"I know," said her cousin; "they are a stupid set, all of them."
"They are not a stupid set," said Elizabeth; "there is not a stupid one of them, from the father down. They are anything but stupid."
"What does Winthrop do with himself? Rufus isn't so busy."
"I don't know," said Elizabeth; "and I am sure I don't care. He goes for eels, I think, every other night. He has been after them to-night. He is always after birds or fish or rabbits, when he isn't on the farm."
"I wonder what people find so much to do on a farm. I should think they'd grow stupid. — It is funny," said Miss Cadwallader as she got into bed, "how people in the country always think you must read the Bible."
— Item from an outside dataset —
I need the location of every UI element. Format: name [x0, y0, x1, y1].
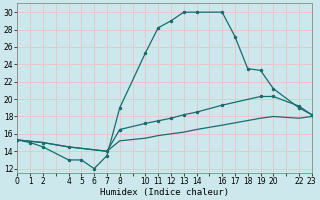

Elizabeth lay a little while thinking about it and then fell asleep. She had slept, by the mind's unconscious measurement, a good while, when she awoke again. It startled her to see that a light came flickering through the cracks of her door from the kitchen. She slipped out of bed and softly and quickly lifted the latch. But it was not the house on fire. The light came from Mrs. Landholm's candle dying in its socket; beyond the candle, on the hearth, was the mistress of the house on her knees. Elizabeth would have doubted even then what she was about, but for the soft whisper of words which came to her ear. She shut the door as softly and quickly again, and got into bed with a kind of awe upon her. She had certainly heard people stand up in the pulpit and make prayers, and it seemed suitable that other people should bend upon cushions and bow heads while they did so; but that in a common-roofed house, on no particular occasion, anybody should kneel down to pray when he was alone and for his own sake, was something that had never come under her knowledge; and it gave her a disagreeable sort of shock. She lay awake and watched to see how soon Mrs. Landholm's light would go away; it died, the faint moonlight stole in through the window unhindered; and still there was no stir in the next room. Elizabeth watched and wondered; till after a long half hour she heard a light step in the kitchen and then a very light fall of the latch. She sprang up to look at the moon; it had but little risen; she calculated the time of its rising for several nights back, and made up her mind that it must be long past twelve. And this a woman who was tired every day with her day's work and had been particularly tired to-night! for Elizabeth had noticed it. It made her uncomfortable. Why should she spend her tired minutes in praying, after the whole house was asleep? and why was it that Elizabeth could not set her down as a fool for her pains? And on the contrary there grew up in her mind, on the instant, a respect for the whole family that wrapped them about like a halo.
One morning when Elizabeth came through the kitchen to mount her horse, Mrs. Landholm was doing some fine ironing. The blue habit stopped a moment by the ironing-table.
"How dreadfully busy you are, Mrs. Landholm."
"Not so busy that I shall not come out and see you start," she answered. "I always love to do that."
"Winnie," said Elizabeth putting a bank bill into the little girl's hand, "I shall make you my messenger. Will you give that to the man who takes care of my horse, for I never see him, and tell him I say he does his work beautifully."